L'Europe, pour tous, a complètement fait fausse route et s'entête. « Tant de dégâts ont été faits que je me demande si le mariage peut être encore sauvé », écrit Erick Nielsen, chef économiste d'UniCredit, dans une note adressée à ses clients, ce lundi matin. A ce stade que faire ? La Grèce doit sortir de l'euro, préconise un blog de The Economist, rappelant le précédent de 1931, lorsque la Grande-Bretagne avait quitté l'étalon-or et ne s'en était pas trouvée plus mal.

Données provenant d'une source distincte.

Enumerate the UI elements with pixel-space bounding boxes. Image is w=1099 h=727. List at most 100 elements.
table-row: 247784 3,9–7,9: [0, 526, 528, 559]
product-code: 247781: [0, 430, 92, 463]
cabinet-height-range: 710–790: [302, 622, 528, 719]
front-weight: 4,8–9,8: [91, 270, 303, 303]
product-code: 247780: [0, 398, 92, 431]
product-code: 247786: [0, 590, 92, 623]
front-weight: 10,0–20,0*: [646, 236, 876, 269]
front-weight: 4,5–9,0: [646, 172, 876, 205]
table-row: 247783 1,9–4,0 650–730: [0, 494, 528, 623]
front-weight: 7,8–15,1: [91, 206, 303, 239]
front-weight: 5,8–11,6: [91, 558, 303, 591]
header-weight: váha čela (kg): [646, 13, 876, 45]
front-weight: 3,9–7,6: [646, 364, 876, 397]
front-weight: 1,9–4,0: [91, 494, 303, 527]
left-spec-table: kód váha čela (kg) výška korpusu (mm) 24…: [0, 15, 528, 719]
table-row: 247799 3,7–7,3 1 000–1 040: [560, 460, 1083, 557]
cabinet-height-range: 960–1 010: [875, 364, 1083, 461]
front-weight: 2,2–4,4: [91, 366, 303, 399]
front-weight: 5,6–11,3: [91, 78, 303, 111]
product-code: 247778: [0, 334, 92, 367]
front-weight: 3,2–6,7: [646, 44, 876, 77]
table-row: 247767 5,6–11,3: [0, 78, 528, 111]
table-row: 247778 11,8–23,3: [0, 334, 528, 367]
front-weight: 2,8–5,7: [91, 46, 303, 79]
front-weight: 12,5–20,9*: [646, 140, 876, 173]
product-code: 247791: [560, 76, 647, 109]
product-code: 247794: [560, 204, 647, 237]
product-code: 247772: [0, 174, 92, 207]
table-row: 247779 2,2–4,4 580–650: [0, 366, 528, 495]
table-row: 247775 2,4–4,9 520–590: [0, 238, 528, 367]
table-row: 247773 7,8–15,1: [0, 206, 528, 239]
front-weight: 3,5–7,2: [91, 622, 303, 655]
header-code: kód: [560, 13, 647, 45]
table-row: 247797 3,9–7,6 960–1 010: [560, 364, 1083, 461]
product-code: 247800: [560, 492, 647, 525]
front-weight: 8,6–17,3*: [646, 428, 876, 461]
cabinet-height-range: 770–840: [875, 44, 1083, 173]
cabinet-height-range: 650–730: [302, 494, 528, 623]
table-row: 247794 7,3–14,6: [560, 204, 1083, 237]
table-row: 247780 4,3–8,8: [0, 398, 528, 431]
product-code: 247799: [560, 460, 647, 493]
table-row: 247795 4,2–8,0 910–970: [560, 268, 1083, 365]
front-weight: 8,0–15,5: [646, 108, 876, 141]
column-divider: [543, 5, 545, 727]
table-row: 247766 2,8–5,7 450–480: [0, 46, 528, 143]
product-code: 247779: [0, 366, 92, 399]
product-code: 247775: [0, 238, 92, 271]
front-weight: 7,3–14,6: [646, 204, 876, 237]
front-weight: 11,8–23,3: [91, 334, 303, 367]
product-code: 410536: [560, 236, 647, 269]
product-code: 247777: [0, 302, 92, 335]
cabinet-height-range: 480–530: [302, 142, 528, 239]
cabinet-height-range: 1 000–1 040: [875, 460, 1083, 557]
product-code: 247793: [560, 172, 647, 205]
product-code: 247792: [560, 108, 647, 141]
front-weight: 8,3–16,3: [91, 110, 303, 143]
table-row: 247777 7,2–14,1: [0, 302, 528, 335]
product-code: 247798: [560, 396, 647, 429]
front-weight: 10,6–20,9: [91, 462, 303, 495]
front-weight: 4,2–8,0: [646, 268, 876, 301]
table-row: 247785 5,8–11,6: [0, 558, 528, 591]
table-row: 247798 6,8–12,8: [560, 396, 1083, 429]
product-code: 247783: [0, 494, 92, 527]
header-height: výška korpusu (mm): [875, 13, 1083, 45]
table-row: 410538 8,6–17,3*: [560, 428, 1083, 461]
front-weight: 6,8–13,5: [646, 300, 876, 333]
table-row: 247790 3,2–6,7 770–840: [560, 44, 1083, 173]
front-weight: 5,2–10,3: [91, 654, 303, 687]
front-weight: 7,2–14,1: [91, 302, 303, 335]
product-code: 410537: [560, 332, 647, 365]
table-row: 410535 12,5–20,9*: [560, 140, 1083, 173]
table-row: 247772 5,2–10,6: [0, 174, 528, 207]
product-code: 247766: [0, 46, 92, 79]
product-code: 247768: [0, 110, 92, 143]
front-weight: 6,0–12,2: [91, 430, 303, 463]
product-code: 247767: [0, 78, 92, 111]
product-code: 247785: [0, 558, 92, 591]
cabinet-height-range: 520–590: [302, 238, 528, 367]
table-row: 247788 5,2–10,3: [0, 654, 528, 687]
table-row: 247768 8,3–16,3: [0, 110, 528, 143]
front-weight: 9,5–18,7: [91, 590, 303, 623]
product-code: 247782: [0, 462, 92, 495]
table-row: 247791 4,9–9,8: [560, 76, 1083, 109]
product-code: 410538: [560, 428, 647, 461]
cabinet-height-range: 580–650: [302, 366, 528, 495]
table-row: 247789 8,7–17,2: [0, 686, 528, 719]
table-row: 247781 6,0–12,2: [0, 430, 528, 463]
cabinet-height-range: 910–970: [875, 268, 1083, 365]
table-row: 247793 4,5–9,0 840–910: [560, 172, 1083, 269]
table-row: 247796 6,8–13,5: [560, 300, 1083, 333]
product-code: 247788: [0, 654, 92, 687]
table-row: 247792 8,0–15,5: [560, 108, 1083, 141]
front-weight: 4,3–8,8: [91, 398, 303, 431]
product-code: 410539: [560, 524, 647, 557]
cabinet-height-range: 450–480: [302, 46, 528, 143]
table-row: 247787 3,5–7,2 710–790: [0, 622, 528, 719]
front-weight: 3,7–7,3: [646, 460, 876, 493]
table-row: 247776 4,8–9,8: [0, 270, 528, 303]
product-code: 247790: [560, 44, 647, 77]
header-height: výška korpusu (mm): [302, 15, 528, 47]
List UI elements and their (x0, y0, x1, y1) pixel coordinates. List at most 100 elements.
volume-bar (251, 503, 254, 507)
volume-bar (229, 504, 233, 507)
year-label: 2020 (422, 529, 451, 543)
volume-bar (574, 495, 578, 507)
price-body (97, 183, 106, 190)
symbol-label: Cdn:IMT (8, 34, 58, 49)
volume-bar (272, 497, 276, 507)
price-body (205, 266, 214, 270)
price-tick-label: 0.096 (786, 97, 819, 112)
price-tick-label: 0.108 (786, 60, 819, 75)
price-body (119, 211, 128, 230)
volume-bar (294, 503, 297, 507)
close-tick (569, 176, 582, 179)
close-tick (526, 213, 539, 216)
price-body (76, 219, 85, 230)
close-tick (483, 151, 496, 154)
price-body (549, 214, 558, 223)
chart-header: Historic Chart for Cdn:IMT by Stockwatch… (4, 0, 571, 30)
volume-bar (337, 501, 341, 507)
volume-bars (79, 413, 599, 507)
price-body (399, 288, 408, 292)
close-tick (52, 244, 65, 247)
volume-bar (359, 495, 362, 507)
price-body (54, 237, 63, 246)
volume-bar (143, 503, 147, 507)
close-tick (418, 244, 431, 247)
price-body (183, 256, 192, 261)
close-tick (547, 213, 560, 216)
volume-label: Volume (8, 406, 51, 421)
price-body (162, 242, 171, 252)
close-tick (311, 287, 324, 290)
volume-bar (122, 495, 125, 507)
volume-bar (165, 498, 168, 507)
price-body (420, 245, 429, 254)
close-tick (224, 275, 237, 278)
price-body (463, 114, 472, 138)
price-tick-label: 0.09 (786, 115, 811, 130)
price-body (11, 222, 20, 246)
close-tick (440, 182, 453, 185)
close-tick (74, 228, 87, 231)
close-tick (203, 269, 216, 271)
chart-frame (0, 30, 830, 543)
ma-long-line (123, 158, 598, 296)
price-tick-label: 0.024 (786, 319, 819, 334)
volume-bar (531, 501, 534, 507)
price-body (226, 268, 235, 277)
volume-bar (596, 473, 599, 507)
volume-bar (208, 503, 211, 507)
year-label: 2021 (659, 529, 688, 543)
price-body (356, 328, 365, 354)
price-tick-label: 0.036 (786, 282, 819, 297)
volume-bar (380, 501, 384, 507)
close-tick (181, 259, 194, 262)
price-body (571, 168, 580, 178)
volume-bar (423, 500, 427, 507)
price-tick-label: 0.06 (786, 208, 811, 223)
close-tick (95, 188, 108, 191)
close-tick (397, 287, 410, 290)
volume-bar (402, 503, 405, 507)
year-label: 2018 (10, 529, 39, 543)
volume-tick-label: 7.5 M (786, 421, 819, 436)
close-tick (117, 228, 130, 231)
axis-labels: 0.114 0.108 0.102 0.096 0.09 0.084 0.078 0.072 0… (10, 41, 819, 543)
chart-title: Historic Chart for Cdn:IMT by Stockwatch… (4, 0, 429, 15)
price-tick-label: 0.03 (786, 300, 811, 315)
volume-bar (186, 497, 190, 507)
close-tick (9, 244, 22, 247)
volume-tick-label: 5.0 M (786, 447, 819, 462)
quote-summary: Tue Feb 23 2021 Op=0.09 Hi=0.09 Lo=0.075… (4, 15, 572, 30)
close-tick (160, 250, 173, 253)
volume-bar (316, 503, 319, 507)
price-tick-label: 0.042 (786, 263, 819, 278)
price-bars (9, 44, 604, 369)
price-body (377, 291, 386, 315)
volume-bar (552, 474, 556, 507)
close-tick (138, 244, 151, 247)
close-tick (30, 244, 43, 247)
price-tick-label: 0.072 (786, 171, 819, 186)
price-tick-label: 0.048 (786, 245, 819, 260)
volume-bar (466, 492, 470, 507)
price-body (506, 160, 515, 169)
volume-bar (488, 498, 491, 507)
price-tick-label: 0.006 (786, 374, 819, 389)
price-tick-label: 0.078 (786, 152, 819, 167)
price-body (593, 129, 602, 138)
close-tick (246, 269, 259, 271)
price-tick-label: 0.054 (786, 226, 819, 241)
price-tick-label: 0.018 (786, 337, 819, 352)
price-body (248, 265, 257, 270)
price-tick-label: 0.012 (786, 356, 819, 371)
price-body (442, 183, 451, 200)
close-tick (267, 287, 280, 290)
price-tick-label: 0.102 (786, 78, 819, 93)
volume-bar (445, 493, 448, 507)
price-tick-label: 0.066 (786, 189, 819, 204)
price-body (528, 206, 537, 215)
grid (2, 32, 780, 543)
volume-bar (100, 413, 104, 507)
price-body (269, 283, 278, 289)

La tentation de pousser la Grèce à quitter la zone euro semble de plus en plus forte en Allemagne, aux Pays-Bas et en Finlande, les pays vertueux de l'Europe. Incidemment, le ministre allemand des finances a révélé, lors d'un débat parlementaire vendredi, que l'endettement de la Grèce ne reviendrait pas à 120 % de son PIB en 2020, mais au mieux à 136 % , selon les derniers chiffres disponibles. Une manière de suggérer que la cause est perdue d'avance et qu'il est inutile de s'acharner sur le cas grec. Et pour bien souligner la différence, Wolfgang Schaüble a volontairement commis l'indiscrétion à Bruxelles de dire qu'il était prêt à étudier de nouvelles aides pour le Portugal, dès que le sujet grec aurait été traité. L'Europe ferait ainsi la part du feu dans la crise de l'euro.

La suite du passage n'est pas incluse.